Inhibition of tumor angiogenesis and growth by nanoparticle-mediated p53 gene therapy in mice

Abstract

Mutation of the p53 tumor suppressor gene, the most common genetic alteration in human cancers, results in more aggressive disease and increased resistance to conventional therapies. Aggressiveness may be related to the increased angiogenic activity of cancer cells containing mutant p53. To restore wild-type p53 function in cancer cells, we developed polymeric nanoparticles (NPs) for p53 gene delivery. Previous in vitro and in vivo studies demonstrated the ability of these NPs to provide sustained intracellular release of DNA, thus sustained gene transfection and decreased tumor cell proliferation. We investigated in vivo mechanisms involved in NP-mediated p53 tumor inhibition, with focus on angiogenesis. We hypothesize that sustained p53 gene delivery will help decrease tumor angiogenic activity and thus reduce tumor growth and improve animal survival. Xenografts of p53 mutant tumors were treated with a single intratumoral injection of p53 gene-loaded NPs (p53NPs). We observed intratumoral p53 gene expression corresponding to tumor growth inhibition, over 5 weeks. Treated tumors showed upregulation of thrombospondin-1, a potent antiangiogenic factor, and a decrease in microvessel density vs controls (saline, p53 DNA alone, and control NPs). Greater levels of apoptosis were also observed in p53NP-treated tumors. Overall, this led to significantly improved survival in p53NP-treated animals. NP-mediated p53 gene delivery slowed cancer progression and improved survival in an in vivo cancer model. One mechanism by which this was accomplished was disruption of tumor angiogenesis. We conclude that the NP-mediated sustained tumor p53 gene therapy can effectively be used for tumor growth inhibition.

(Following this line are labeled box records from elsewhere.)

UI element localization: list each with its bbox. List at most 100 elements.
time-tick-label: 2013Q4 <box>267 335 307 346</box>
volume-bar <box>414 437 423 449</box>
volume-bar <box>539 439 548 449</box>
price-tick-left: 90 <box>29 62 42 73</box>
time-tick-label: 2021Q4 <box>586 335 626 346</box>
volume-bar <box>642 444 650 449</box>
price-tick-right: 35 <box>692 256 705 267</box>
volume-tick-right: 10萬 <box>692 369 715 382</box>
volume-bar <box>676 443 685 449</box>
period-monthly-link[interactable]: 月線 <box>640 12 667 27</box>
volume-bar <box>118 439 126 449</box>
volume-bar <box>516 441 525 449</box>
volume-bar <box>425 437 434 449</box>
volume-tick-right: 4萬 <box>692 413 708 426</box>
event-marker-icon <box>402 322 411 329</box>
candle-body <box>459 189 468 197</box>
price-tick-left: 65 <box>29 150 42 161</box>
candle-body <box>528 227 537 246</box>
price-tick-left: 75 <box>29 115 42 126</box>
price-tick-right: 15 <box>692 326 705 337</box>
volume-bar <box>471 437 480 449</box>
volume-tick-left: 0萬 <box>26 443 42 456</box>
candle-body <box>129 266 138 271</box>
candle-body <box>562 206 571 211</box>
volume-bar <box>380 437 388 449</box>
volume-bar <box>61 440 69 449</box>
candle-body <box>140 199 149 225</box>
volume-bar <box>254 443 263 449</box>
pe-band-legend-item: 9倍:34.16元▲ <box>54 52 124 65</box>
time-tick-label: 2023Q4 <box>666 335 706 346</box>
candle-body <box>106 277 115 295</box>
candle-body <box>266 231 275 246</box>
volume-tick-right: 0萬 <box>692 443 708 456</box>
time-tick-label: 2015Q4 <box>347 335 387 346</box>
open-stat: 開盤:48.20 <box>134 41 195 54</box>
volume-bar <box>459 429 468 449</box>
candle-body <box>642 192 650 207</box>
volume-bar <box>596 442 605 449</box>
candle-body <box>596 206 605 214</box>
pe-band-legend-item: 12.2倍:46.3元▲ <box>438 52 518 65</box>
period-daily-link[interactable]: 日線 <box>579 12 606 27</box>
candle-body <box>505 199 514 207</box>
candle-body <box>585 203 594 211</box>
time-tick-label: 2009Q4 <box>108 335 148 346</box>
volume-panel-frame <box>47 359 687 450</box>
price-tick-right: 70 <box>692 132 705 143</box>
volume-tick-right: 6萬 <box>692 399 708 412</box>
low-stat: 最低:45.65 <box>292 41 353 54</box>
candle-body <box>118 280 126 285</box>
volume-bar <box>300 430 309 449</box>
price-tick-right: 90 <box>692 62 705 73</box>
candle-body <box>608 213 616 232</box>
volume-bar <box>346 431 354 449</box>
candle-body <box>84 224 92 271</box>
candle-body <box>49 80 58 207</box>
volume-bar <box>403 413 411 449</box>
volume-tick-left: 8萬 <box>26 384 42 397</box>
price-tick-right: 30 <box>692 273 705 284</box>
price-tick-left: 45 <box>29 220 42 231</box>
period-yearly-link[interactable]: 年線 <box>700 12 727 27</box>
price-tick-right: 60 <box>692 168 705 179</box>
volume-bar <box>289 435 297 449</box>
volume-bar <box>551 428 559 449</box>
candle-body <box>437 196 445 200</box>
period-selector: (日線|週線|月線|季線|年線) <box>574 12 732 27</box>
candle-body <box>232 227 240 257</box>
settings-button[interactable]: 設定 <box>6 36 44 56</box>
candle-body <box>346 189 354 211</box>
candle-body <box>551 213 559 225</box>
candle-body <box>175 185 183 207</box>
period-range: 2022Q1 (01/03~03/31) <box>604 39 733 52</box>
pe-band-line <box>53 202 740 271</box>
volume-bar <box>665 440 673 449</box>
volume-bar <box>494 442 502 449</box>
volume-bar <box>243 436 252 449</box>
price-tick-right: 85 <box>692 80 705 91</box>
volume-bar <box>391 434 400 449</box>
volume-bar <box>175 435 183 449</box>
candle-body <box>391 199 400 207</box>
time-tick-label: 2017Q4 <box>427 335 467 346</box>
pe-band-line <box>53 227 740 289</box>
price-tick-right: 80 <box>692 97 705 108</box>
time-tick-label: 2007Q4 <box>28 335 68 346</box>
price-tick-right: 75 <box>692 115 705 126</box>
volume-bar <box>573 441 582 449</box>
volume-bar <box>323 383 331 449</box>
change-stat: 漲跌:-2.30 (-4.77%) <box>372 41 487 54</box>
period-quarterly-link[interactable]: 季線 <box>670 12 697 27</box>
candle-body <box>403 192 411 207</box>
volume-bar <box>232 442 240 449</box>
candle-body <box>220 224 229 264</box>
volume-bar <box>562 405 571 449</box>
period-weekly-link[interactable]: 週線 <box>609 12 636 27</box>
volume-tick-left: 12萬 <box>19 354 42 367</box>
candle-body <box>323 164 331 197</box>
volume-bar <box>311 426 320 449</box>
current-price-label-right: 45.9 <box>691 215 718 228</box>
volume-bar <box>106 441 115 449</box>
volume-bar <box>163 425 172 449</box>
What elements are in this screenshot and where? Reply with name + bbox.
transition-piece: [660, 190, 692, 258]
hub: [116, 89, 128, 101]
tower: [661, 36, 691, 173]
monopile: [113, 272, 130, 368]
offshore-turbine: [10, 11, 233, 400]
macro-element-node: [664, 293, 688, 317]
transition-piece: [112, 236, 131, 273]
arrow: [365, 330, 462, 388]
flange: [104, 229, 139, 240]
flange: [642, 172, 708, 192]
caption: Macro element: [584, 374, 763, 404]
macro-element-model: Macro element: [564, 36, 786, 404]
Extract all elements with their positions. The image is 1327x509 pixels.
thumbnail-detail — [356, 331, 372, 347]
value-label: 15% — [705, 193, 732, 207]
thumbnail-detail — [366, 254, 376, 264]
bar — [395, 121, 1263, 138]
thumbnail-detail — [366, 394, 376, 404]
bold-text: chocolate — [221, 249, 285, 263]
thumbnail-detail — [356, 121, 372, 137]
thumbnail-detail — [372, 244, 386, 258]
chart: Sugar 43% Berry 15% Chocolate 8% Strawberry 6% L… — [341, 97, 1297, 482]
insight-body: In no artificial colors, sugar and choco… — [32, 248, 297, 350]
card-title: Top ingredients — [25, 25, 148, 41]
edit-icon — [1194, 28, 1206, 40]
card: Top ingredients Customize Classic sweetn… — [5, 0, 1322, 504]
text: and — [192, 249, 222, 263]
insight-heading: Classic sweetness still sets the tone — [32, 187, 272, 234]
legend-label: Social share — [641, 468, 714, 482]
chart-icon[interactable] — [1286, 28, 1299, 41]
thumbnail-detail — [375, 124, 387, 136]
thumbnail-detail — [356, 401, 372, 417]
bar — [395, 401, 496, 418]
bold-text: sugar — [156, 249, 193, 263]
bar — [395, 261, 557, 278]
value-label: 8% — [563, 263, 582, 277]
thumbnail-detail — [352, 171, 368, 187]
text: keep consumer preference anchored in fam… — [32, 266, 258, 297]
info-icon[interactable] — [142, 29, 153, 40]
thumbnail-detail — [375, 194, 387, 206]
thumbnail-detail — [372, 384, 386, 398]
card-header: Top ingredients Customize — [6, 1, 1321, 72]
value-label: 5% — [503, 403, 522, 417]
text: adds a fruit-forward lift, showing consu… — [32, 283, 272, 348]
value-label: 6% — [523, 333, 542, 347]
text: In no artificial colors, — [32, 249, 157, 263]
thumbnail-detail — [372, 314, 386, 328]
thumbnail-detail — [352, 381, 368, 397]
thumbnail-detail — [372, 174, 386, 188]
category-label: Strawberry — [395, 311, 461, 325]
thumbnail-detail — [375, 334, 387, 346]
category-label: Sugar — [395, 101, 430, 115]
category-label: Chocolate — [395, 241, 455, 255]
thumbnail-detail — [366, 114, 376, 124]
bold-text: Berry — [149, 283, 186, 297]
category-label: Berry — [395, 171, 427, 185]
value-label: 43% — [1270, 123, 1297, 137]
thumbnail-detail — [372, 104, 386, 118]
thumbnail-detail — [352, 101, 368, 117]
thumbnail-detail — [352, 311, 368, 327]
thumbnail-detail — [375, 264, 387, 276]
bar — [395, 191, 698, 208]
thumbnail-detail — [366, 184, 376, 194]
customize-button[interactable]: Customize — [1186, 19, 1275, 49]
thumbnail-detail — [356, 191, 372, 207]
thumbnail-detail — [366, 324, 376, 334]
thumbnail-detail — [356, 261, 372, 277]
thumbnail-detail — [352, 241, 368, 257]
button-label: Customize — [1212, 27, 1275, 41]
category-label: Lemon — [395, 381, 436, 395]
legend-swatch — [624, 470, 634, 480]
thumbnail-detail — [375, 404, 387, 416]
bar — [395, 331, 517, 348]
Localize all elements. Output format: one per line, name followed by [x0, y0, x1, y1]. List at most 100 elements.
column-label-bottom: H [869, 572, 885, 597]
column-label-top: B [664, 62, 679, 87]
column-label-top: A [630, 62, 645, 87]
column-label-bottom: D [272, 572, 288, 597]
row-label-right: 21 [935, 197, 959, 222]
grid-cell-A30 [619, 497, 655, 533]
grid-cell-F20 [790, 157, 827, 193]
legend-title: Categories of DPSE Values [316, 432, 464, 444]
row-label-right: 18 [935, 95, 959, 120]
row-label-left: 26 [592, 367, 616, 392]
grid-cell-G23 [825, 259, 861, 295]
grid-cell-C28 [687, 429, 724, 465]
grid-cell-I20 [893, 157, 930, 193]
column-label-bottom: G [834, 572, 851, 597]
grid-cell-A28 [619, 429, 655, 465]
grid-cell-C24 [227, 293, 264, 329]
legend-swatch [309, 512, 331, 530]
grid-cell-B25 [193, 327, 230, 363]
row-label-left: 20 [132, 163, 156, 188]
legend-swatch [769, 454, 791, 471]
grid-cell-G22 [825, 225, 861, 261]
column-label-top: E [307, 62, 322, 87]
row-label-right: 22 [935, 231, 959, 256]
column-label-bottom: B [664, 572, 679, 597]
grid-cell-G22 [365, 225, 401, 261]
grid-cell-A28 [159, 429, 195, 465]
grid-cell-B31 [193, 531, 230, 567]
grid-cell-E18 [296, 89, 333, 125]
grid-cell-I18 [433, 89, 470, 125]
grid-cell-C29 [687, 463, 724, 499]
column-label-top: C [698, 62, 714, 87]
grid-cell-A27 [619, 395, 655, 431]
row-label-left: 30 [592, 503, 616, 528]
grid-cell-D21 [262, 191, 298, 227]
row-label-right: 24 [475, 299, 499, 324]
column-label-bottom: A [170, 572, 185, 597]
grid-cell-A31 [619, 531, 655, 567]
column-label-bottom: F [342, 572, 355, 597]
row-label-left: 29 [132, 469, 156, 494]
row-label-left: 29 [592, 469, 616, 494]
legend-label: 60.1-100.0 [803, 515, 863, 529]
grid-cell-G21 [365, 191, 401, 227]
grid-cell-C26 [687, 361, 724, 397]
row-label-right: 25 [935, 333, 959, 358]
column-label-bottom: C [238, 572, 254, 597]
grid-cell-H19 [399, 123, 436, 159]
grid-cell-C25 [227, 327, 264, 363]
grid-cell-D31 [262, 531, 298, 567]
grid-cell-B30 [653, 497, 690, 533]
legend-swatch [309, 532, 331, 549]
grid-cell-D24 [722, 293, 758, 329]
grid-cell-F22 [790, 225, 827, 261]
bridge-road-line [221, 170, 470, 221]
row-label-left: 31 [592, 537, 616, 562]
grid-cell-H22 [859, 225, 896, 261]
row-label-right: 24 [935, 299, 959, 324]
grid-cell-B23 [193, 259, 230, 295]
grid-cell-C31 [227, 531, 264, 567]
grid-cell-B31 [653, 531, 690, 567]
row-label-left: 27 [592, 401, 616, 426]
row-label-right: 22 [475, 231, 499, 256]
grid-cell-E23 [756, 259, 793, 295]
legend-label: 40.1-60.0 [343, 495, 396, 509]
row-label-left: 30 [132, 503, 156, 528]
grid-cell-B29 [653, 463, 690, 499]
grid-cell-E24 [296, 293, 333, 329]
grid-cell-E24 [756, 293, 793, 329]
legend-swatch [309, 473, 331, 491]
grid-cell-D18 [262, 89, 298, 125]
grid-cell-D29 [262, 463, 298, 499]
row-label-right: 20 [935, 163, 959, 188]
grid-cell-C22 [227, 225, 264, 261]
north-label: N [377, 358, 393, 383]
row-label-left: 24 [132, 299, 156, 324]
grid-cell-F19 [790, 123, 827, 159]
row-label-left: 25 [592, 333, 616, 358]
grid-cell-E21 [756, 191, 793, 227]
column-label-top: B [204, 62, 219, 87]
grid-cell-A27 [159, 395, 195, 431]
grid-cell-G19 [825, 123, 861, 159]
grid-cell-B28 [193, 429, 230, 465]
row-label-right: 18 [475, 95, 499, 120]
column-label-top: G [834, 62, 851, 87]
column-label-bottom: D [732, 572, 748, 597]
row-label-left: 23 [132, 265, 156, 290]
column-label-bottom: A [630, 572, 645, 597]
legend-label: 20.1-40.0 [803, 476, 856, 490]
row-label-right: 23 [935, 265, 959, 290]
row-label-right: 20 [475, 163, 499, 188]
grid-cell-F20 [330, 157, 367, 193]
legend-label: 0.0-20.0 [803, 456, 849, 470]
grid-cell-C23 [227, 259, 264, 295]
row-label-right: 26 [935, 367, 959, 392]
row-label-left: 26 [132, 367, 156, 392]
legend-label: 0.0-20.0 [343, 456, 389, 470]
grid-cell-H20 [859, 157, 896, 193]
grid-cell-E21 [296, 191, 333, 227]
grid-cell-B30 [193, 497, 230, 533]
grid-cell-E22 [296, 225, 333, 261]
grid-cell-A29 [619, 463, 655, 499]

Figure 1. Tumor Growth Inhibition by p53NPs

(A) Tumor growth after a single intratumoral injection (day 0) of p53NP, p53DNA, p53(-)NP, or saline (n = 8 per group). (B) Area under the curve by day 45 (time of first animal death) demonstrates an overall reduction in tumor growth in the p53NP group compared to each control group. Statistical analysis was performed using Student’s t test. *p ≤ 0.05.

Figure 2. Improved Animal Survival with p53NP

Kaplan-Meier plot shows improvement in animal survival after a single intratumoral injection with p53NPs compared to controls. Log-rank test of p53NP and each control group yields p ≤ 0.05 (*).

Figure 3. Intratumoral p53 Gene Expression

Expression of p53 relative to saline controls for p53NP, p53DNA, and p53(-)NP groups at 1, 3, and 5 weeks post treatment as determined by real-time RT-PCR. Data represented as mean ± standard deviation (n = 1–4 tumors, triplicate samples). Tumors treated with p53NP demonstrated higher levels of p53 expression, which was sustained over 5 weeks.

Figure 4. Intratumoral thrombospondin (TSP-1) protein expression

Immunohistochemical analysis of TSP-1 in tumors 1, 3, and 5 weeks post treatment with with saline (A-C), p53(-)NP (D-F), p53DNA (G-I), and p53NP (J-L).

Figure 5. Intratumoral expression of angiogenesis marker CD31

Immunohistochemical analysis for CD31 (marker of angiogenesis) after 1, 3, and 5 weeks post treatment with saline (A-C), p53(-)NP (D-F), p53DNA (G-I), and p53NP (J-L). Arrows indicate blood vessels (positive stain for CD31).

Figure 6. Intratumoral microvessel density

Quantification of microvessels (represented as number of blood vessels per field) in tumors after 1, 3, and 5 weeks post treatment with p53NP, saline, p53DNA, p53(-)NP. Tumors treated with p53NPs were less vascular compared to controls at all time points (*p ≤ 0.05).

Figure 7. Apoptosis in tumors

TUNEL staining for apoptotic cells (arrows) 1, 3, and 5 weeks post treatment with saline (A-C), p53(-)NP (D-F), p53DNA (G-I), and p53NP (J-L).